A torcida organizada Os Imbatíveis, ligada ao Esporte Clube Vitória, emitiu um posicionamento oficial nesta segunda-feira (24) em resposta à morte de José Alexandre Souza Borges, de 28 anos. O torcedor, integrante da Bamor, foi vítima de um ataque violento no domingo (23), horas antes do clássico Ba-Vi, na Via Regional, em Salvador.
Em nota assinada pelo presidente da organizada, Gabriel Oliveira, a entidade sustenta que havia fornecido previamente ao Batalhão Especializado em Policiamento de Eventos (BEPE) o planejamento detalhado das concentrações. Segundo o dirigente, a comunicação foi realizada na quinta-feira (20), contendo horários e itinerários dos comandos da torcida, com o objetivo declarado de colaborar com a segurança pública.
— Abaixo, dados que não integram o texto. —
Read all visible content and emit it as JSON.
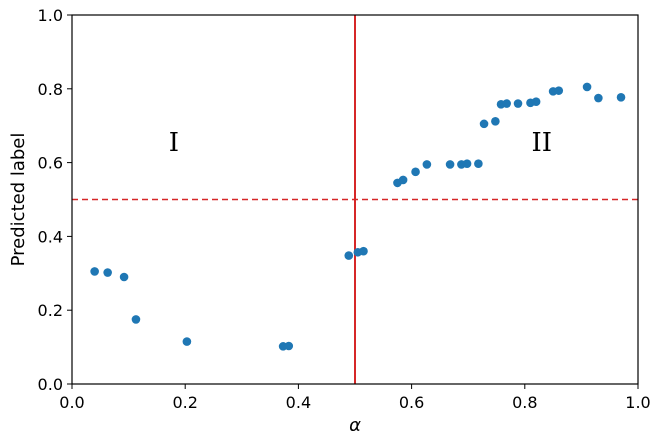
{
  "chart_data": {
    "type": "scatter",
    "xlabel": "α",
    "ylabel": "Predicted label",
    "xlim": [
      0.0,
      1.0
    ],
    "ylim": [
      0.0,
      1.0
    ],
    "xticks": [
      "0.0",
      "0.2",
      "0.4",
      "0.6",
      "0.8",
      "1.0"
    ],
    "yticks": [
      "0.0",
      "0.2",
      "0.4",
      "0.6",
      "0.8",
      "1.0"
    ],
    "grid": false,
    "point_color": "#1f77b4",
    "vertical_line": {
      "x": 0.5,
      "color": "#d62728",
      "style": "solid"
    },
    "horizontal_line": {
      "y": 0.5,
      "color": "#d62728",
      "style": "dashed"
    },
    "annotations": [
      {
        "text": "I",
        "x": 0.18,
        "y": 0.65
      },
      {
        "text": "II",
        "x": 0.83,
        "y": 0.65
      }
    ],
    "points": [
      {
        "x": 0.04,
        "y": 0.305
      },
      {
        "x": 0.063,
        "y": 0.302
      },
      {
        "x": 0.092,
        "y": 0.29
      },
      {
        "x": 0.113,
        "y": 0.175
      },
      {
        "x": 0.203,
        "y": 0.115
      },
      {
        "x": 0.373,
        "y": 0.102
      },
      {
        "x": 0.383,
        "y": 0.103
      },
      {
        "x": 0.489,
        "y": 0.348
      },
      {
        "x": 0.505,
        "y": 0.357
      },
      {
        "x": 0.515,
        "y": 0.36
      },
      {
        "x": 0.575,
        "y": 0.545
      },
      {
        "x": 0.585,
        "y": 0.553
      },
      {
        "x": 0.607,
        "y": 0.575
      },
      {
        "x": 0.627,
        "y": 0.595
      },
      {
        "x": 0.668,
        "y": 0.595
      },
      {
        "x": 0.688,
        "y": 0.595
      },
      {
        "x": 0.698,
        "y": 0.597
      },
      {
        "x": 0.718,
        "y": 0.597
      },
      {
        "x": 0.728,
        "y": 0.705
      },
      {
        "x": 0.748,
        "y": 0.712
      },
      {
        "x": 0.758,
        "y": 0.758
      },
      {
        "x": 0.768,
        "y": 0.76
      },
      {
        "x": 0.788,
        "y": 0.76
      },
      {
        "x": 0.81,
        "y": 0.762
      },
      {
        "x": 0.82,
        "y": 0.765
      },
      {
        "x": 0.85,
        "y": 0.793
      },
      {
        "x": 0.86,
        "y": 0.795
      },
      {
        "x": 0.91,
        "y": 0.805
      },
      {
        "x": 0.93,
        "y": 0.775
      },
      {
        "x": 0.97,
        "y": 0.777
      }
    ]
  }
}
Dinâmica do confronto e intervenção policial
O episódio de violência ocorreu nas proximidades do bairro de Cajazeiras. Imagens registradas por testemunhas mostram José Alexandre sendo cercado por um grupo rival enquanto trafegava de motocicleta, resultando em agressões e ferimentos por arma branca. A vítima chegou a ser socorrida e encaminhada para uma Unidade de Terapia Intensiva (UTI), mas não resistiu.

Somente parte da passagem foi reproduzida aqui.